Impuls

Tagesimpuls 18.05.2020

„Vom Geist zur Geistkraft!“ -

Warum ein kleiner Unterschied so viel ausmacht.

 

Jesus spricht mit und zu seinen Freund*innen. Es ist wie so oft, Vieles von dem, was er sagt, ist für sein Umfeld schwierig zu verstehen. Der Anfang des heutigen Tages-evangeliums, Johannes 15, 26f, stellt für mich ganz persönlich eine Beziehungsaussage Jesu mit und zu seinen Freund*innen und uns Menschen dar. Lest und lesen Sie doch mal:

 

„Wenn der Beistand kommt, den ich euch vom Vater aus senden werde, der Geist der Wahrheit, der vom Vater ausgeht, dann wird er Zeugnis für mich ablegen.
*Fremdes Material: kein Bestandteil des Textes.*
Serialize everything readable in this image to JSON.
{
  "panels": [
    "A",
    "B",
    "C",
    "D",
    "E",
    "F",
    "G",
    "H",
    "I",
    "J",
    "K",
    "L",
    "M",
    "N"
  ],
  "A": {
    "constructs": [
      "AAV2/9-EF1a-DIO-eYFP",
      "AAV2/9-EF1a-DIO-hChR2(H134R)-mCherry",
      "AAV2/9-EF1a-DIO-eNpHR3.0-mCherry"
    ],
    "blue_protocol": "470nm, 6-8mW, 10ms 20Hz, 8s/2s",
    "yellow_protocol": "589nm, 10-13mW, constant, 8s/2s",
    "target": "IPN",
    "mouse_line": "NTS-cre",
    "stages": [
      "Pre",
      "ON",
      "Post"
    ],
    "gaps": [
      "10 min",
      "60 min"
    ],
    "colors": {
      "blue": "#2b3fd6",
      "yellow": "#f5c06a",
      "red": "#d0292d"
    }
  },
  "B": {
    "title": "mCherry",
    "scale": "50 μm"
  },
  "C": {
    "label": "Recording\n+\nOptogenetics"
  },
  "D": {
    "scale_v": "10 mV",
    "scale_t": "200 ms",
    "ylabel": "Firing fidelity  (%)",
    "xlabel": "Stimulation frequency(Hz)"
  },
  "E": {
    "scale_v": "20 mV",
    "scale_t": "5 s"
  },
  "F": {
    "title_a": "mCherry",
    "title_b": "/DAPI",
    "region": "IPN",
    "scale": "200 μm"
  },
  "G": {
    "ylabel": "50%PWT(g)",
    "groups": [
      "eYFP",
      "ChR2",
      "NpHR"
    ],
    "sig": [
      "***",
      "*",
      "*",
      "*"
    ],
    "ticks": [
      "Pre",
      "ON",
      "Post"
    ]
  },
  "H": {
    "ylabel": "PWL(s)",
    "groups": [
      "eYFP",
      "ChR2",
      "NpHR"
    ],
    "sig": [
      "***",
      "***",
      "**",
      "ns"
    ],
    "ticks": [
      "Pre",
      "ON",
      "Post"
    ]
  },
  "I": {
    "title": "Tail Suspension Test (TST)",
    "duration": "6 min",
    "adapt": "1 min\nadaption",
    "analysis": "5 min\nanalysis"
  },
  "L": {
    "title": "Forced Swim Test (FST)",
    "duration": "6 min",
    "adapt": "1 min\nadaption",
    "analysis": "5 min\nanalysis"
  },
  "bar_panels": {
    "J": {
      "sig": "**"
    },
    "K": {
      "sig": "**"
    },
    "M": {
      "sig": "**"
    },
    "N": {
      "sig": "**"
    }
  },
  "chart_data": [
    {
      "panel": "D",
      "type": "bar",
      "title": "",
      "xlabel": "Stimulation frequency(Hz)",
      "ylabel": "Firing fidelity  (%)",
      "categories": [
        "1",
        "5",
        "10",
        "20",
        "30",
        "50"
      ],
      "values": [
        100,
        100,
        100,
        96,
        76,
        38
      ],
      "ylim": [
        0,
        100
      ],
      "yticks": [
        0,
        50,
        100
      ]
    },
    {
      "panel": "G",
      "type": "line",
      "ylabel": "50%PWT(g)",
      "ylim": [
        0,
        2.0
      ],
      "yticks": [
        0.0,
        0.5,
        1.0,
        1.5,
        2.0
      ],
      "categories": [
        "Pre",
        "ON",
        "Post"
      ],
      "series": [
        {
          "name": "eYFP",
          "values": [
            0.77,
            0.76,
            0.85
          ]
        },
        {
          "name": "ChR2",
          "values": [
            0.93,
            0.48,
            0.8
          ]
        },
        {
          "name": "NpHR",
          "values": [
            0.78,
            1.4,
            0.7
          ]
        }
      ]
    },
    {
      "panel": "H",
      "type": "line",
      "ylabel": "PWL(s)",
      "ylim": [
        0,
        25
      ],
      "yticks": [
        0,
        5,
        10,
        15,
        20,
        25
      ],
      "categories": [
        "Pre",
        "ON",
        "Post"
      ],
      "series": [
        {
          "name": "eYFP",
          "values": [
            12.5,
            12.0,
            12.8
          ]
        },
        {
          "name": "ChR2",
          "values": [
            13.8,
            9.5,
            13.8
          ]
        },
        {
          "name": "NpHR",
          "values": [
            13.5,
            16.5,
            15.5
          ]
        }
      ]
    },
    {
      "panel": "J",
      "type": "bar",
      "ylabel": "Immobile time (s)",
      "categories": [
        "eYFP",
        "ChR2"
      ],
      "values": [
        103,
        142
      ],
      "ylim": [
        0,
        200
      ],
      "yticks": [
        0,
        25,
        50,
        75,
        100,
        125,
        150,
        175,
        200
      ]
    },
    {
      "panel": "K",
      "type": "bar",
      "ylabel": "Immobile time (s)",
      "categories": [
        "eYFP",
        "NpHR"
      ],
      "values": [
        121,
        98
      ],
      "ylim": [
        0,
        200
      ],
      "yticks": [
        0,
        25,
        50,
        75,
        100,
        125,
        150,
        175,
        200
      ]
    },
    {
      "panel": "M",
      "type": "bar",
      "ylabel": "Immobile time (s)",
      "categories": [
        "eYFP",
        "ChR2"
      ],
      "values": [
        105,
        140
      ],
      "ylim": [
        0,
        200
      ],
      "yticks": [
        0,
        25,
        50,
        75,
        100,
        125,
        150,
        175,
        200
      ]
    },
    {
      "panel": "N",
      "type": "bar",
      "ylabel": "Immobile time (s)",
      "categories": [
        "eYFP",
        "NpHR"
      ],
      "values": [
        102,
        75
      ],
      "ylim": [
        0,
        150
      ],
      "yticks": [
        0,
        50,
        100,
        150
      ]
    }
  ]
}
Und auch ihr sollt Zeugnis ablegen, weil ihr von Anfang an bei mir seid.“

 

Selbst wenn Jesus nicht persönlich gegenwärtig ist, nicht physisch zu greifen, ist er auf eine ganz besondere Art und Weise mit seinen Freund*innen

verbunden. Diese Verbindung findet ihren Ausdruck im festen Versprechen des Beistands, den Jesus senden und schenken wird. Es ist ein Beistand, den Jesus aber nicht aus sich, zumindest nicht aus sich allein zu geben in der Lage ist. Nein, der Beistand geht von Gott, der die unendliche Liebe ist, aus. In der Übersetzung steht an dieser Stelle „der Geist der Wahrheit.“ Es ist eine Übersetzung, die, aus meiner Sicht, an dem vorbeigeht, was eigentlich ausgedrückt werden soll. Meine Mama hätte als passionierte Lehrerin wahrscheinlich gesagt: „Da hast du das Thema verfehlt!“ Und ob Ihr es glaubt oder Sie es glauben, selbst als rebellischer Schüler hätte ich der Lehrerin zustimmen müssen. Es ist nicht der Geist, kein männliches Geschlecht, und was ist schon Wahrheit? Das hebräische Wort "ruah" wird mit „der Geist“ zwar übersetzt, leitet aber in der Sache fehl. "ruah" ist erstens weiblich und beschreibt zudem er das Wehen und Wirken einer Kraft. Die Geistkraft ist somit eine gelungenere und auch zutreffendere Übersetzung. Was ist Wahrheit? Diese Frage hat auch Pilatus gestellt und erweist sich dabei inzwischen in einer guten Tradition mit vielen Theolog*innen, Philosoph*innen und ganz vielen anderen Menschen. Auch hier lohnt sich ein Blick in den biblischen Urtext. Da geht es nicht um eine abstrakte oder absolute Wahrheit, sondern um etwas viel Tieferes und etwas theologisch viel Spannenderes. Es geht dabei um die Unverborgenheit. Gott offenbart sich uns Menschen, er versteckt sich nicht, denn er will uns ganz nahe sein, so wie er ist. Die unendliche Liebe offenbart sich selbst, gibt sich selbst und verschenkt sich selbst an eine jede und einen jeden von uns. Der Beistand, den Jesus uns von Gott aus senden wird, ist also die Geistkraft der Unverborgenheit. Gott schenkt sich selbst, damit wir Zeug*innen seiner wesenhaften Liebe sein können.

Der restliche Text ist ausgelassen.